The weekend was fun. Went to a brunch. Went to a dinner. Then rather unexpectedly went on a 20 mile bike ride with a friend on Sunday. This past week was somewhat hectic. Today, I tried to do all my life things: did some exercise, cleaned my apartment. Shipped out another bag of stuff to sell on ThredUp (to date, I’ve made $250 which feels kind of fantastic).

Tomorrow, I’ll need to return a library book and probably go for a job in the meantime. Then am making a beet and sweet potato salad to take down to a dinner I’m attending in the peninsula.

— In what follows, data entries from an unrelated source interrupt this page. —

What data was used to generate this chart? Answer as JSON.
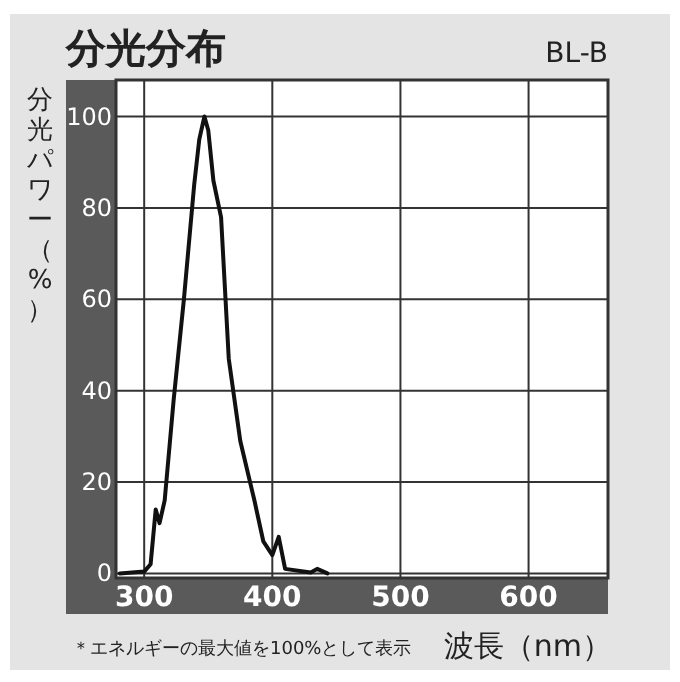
{
  "chart_data": {
    "type": "line",
    "title": "分光分布",
    "subtitle": "BL-B",
    "xlabel": "波長（nm）",
    "ylabel": "分光パワー（%）",
    "annotations": [
      "＊エネルギーの最大値を100%として表示"
    ],
    "xlim": [
      278,
      662
    ],
    "ylim": [
      -1,
      108
    ],
    "xticks": [
      300,
      400,
      500,
      600
    ],
    "yticks": [
      0,
      20,
      40,
      60,
      80,
      100
    ],
    "grid": true,
    "marker": "none",
    "line_style": "solid",
    "series": [
      {
        "color": "#111111",
        "x": [
          281,
          300,
          305,
          309,
          312,
          316,
          323,
          331,
          339,
          343,
          347,
          350,
          354,
          360,
          366,
          375,
          386,
          393,
          400,
          405,
          410,
          430,
          435,
          443
        ],
        "values": [
          0,
          0.4,
          2,
          14,
          11,
          16,
          38,
          60,
          85,
          95,
          100,
          97,
          86,
          78,
          47,
          29,
          16,
          7,
          4,
          8,
          1,
          0.2,
          1,
          0
        ]
      }
    ]
  }
}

It’s now approaching the end of the first quarter of the year. I think things for the most part have been good. Work is a bit eh and I need to think long and hard about what it is I am doing. The past couple of weeks have been a bit rough and I am getting a lot of internal push and pull about whether I tough it out or whether I throw in the towel. Life, I have found, is not as stable as I would like for it to be. There are some weeks where it’s crazy busy and then other weeks where I’m a bit bored. And in truth, I’m not totally happy in either. It’d be nicer if there could be more balance.

So there. Not much to report but at least I wrote something. Happy Spring Forward!